Later that summer, I remember being out with my dad and one of his friends. His friend made a comment about the way I spoke and laughed. He laughed! I was so embarrassed. He then asked where I got my accent. I was confused; I did not have an accent. I soon came to realize he did not think of the possibility of me having a speech impediment; he thought it was an accent. My dad then responded that I got it from his side of the family. I became even more embarrassed knowing that my father was lying. This led me to think he was embarrassed to confess that his daughter had a speech problem. My heart was broken.


By the beginning of middle school, I tried my best to listen carefully to how I spoke and what people around me were saying. Being focused on the way I spoke all the time was a huge burden on my outlook.
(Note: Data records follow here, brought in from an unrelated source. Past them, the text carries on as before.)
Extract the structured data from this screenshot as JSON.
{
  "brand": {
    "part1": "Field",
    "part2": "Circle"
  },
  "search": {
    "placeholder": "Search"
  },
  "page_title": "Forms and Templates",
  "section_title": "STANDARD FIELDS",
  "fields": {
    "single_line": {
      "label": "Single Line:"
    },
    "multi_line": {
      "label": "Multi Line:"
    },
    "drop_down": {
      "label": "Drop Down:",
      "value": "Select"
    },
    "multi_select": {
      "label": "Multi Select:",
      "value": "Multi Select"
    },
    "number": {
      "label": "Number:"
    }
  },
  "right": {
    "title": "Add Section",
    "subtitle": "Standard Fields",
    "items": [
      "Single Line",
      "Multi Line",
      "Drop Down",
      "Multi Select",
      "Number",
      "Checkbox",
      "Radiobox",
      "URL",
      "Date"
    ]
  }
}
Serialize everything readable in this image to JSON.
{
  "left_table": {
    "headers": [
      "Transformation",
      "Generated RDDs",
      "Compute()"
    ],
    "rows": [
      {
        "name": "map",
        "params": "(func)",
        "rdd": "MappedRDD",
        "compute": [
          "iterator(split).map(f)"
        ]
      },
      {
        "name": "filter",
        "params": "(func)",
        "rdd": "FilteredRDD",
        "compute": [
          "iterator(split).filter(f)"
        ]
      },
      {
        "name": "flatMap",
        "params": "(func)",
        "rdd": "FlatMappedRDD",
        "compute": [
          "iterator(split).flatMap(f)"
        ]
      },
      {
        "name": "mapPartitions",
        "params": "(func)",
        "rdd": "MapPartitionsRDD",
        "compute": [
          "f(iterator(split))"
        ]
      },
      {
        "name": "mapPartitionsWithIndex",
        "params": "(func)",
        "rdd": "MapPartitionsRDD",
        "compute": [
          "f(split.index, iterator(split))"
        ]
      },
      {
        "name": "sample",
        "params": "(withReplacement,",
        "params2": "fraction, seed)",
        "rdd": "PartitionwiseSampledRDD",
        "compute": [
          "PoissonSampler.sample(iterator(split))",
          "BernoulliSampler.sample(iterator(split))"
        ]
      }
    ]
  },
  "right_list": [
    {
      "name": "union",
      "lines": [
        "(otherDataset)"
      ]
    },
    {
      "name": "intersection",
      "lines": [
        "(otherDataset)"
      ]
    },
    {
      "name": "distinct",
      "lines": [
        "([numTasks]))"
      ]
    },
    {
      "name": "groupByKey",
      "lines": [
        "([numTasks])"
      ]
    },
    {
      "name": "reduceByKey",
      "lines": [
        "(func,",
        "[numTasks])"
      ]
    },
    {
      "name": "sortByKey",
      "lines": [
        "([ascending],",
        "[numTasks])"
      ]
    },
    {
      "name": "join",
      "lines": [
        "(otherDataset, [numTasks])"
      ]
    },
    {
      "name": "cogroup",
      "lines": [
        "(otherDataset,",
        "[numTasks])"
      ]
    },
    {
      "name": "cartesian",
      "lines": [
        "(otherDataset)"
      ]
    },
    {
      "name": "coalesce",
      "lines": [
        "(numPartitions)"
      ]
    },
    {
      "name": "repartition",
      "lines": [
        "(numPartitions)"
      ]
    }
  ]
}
My parents were always making me repeat words. I would get so frustrated. I never seemed to say my words well enough to please them. Everyone began asking me if I was from Britain. This comment took me back to the memory of my dad and his friend. People would ask why I speak the way I do, and I would just say I did not know. I was humiliated and all I wished for was to talk like a normal person. I no longer wanted to be asked to repeat words because my friends thought it sounded “cool”, I no longer wanted to speak in front of my class. I just wanted it to stop.


Throughout middle school it did get better after months of constantly listening to myself and trying to fix my problems. People of course still asked about my made-up accent, but I did not mind it as much anymore. I was so used to being asked the same questions it became a part of my identity.


I am now a sophomore in high school and what I went through in the past still affects me today. I am still always listening for judgement or laughs from my classmates. I am still afraid of presenting in front of a class. I still receive the same questions I had in the past. Having a speech impediment made me afraid of being made fun of. My self-worth and confidence will never be the same as it was in the first grade. I remember making wishes on my birthday when I blew out the candles to be able to talk correctly. To this day, even when I make new friends I become fully aware of the way I am speaking. I am afraid of them pointing out that I have an “accent.” This will forever affect me. It is not just a problem; it is who I am. It cannot be avoided; people are cruel. I will attempt to put on a smile and act as if I am not affected, but I am forever changed.


Thanks to my best friends, my thumb and blankie, for giving me a speech impediment. You are forever my worst enemies. It is your fault, thumb, that I talk the way I do. My pediatrician says it all started with you. Blankie, you brought me nothing but false security; you were never able to protect me.